Id. at 108, 96 S.Ct. at 2400. Moreover, "[t]he mere possibility that an item of undisclosed information might have helped the defense, or might have affected the outcome of the trial, does not establish `materiality' in the constitutional sense." Id. at 109-10, 96 S.Ct. at 2400-01.

Florida Rule of Criminal Procedure 3.220(a)(2) provides that the state shall disclose "any material information within the State's possession or control which tends to negate the guilt of the accused as to the offense charged." The purpose of the rules of procedure was to avoid obtaining convictions by suppressing evidence favorable to a defendant. Cooper v. State, 336 So.2d 1133 (Fla. 1976), cert. *790 denied, 431 U.S. 925, 97 S.Ct. 2200, 53 L.Ed.2d 239 (1977). In the absence of actual suppression of evidence favorable to an accused, however, the state does not violate due process in denying discovery. Antone v. State, 410 So.2d 157 (Fla. 1982). This is especially true where a defendant and the state have the same access to the sought-after information. See State v. Counce, 392 So.2d 1029 (Fla. 4th DCA 1981).

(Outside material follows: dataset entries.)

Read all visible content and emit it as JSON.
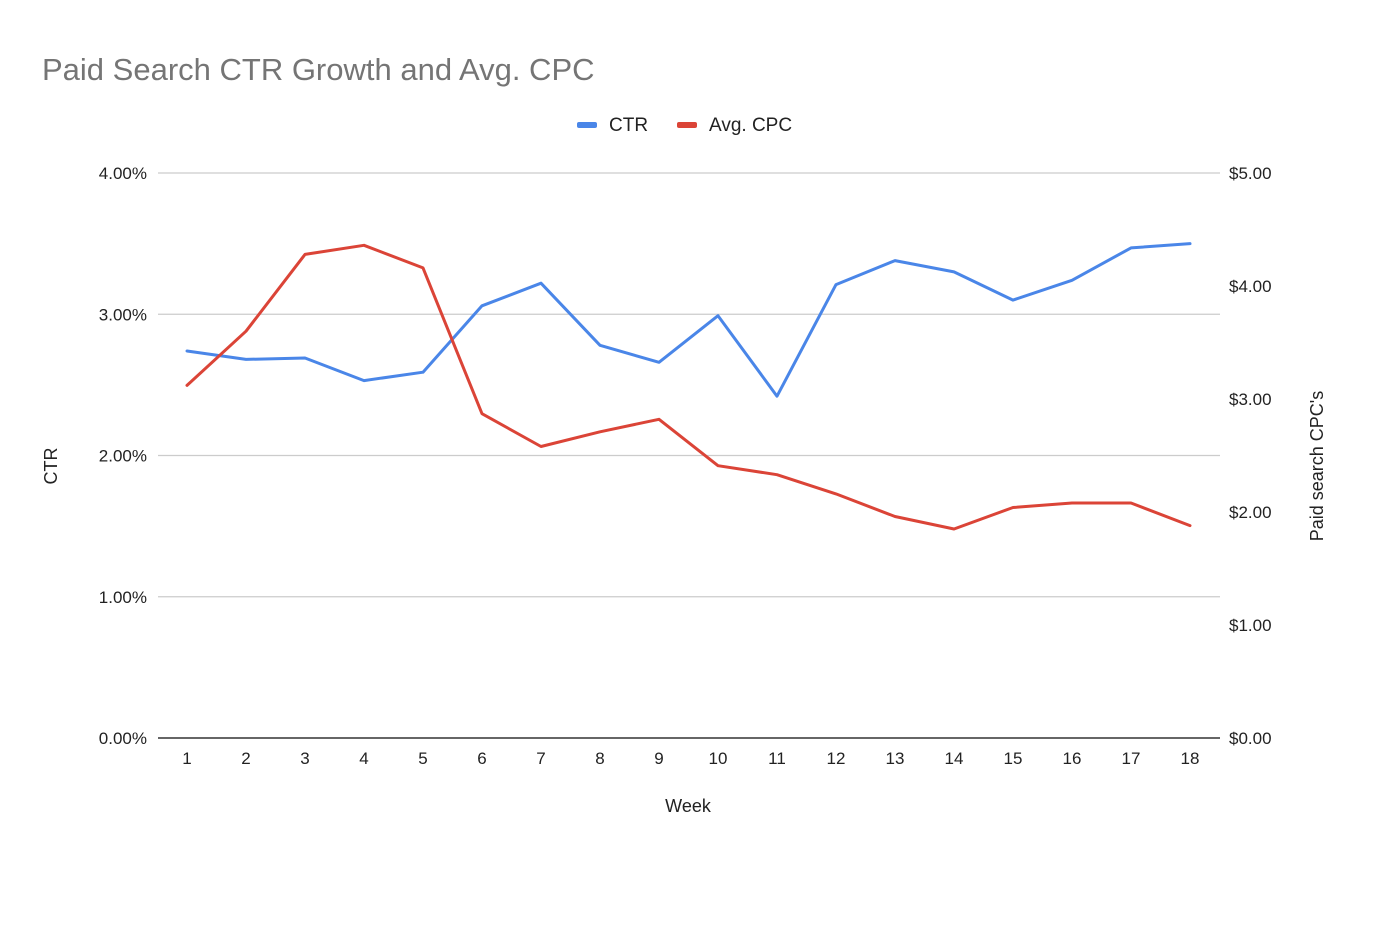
{
  "chart_data": {
    "type": "line",
    "title": "Paid Search CTR Growth and Avg. CPC",
    "xlabel": "Week",
    "ylabel_left": "CTR",
    "ylabel_right": "Paid search CPC's",
    "categories": [
      "1",
      "2",
      "3",
      "4",
      "5",
      "6",
      "7",
      "8",
      "9",
      "10",
      "11",
      "12",
      "13",
      "14",
      "15",
      "16",
      "17",
      "18"
    ],
    "left_axis": {
      "ylim": [
        0,
        4
      ],
      "ticks": [
        0,
        1,
        2,
        3,
        4
      ],
      "tick_labels": [
        "0.00%",
        "1.00%",
        "2.00%",
        "3.00%",
        "4.00%"
      ]
    },
    "right_axis": {
      "ylim": [
        0,
        5
      ],
      "ticks": [
        0,
        1,
        2,
        3,
        4,
        5
      ],
      "tick_labels": [
        "$0.00",
        "$1.00",
        "$2.00",
        "$3.00",
        "$4.00",
        "$5.00"
      ]
    },
    "grid": true,
    "legend_position": "top-center",
    "series": [
      {
        "name": "CTR",
        "axis": "left",
        "color": "#4a86e8",
        "values": [
          2.74,
          2.68,
          2.69,
          2.53,
          2.59,
          3.06,
          3.22,
          2.78,
          2.66,
          2.99,
          2.42,
          3.21,
          3.38,
          3.3,
          3.1,
          3.24,
          3.47,
          3.5
        ]
      },
      {
        "name": "Avg. CPC",
        "axis": "right",
        "color": "#db4437",
        "values": [
          3.12,
          3.6,
          4.28,
          4.36,
          4.16,
          2.87,
          2.58,
          2.71,
          2.82,
          2.41,
          2.33,
          2.16,
          1.96,
          1.85,
          2.04,
          2.08,
          2.08,
          1.88
        ]
      }
    ]
  }
}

In the instant case the unidentified photograph belonged to a juvenile with sealed records, which might have contained the information James requested. Because of the confidentiality of those records, they could be disclosed by the state or examined by James only on a court order. § 39.12, Fla. Stat. (1981). James concedes that he was aware of the possible existence of the photograph. Further, he raises only the "mere possibility" that the information might be "material" and, apparently, did not seek a court order pursuant to section 39.12. We see no Brady violation here. The photograph was equally accessible to the defense and the prosecution. Indeed, the defense was in a stronger position than the prosecution to argue that the confidential juvenile records should be opened to discovery. We find that the trial court did not err in denying the motion for sanctions for failure to provide discovery.

James also sought sanctions for the state's failure to produce a tape recording of Satey's call to the police reporting the shootings and robbery. The state did not concede that such a tape actually ever existed, but, not being able to find the tape, theorized that due to the passage of time any such tape would have been routinely erased prior to James' request for its production. James has not shown that what Satey said when calling the police would have been material. Moreover, there is no lack of due process if the requested material would not have been beneficial. State v. Sobel, 363 So.2d 324 (Fla. 1978). In summary, there was no showing that the tape recording existed, was suppressed, was material, or was exculpatory. The nonproduction of the tape did not prejudice James,[3] and the trial court did not err in refusing to grant sanctions. Sobel; Weise v. State, 357 So.2d 755 (Fla. 4th DCA 1978).

As his second point on appeal James claims that the trial court erred in allowing an expert to use parole reports written by James as known examples of his handwriting. The state did not publish these reports to the jury and did not disclose the nature of the writings. The trial court did not err in allowing the expert to use the reports in his trial testimony.

As his last challenge to the conviction phase of his trial, James charges that the court improperly instructed the jury regarding felony murder. James claims that the state failed to establish "the essential element of nonconsent to entry" and that, therefore, no evidence supported the burglary felony-murder instruction. We recently held that consent is an affirmative defense to, rather than nonconsent an element of, burglary. State v. Hicks, 421 So.2d 510 (Fla. 1982). The critical element in a charge of burglary "is that a defendant enter or remain in the premises `with the intent to commit an offense therein.'" Id. at 512. The state's evidence met this test, and we find no error in the felony-murder instruction given here.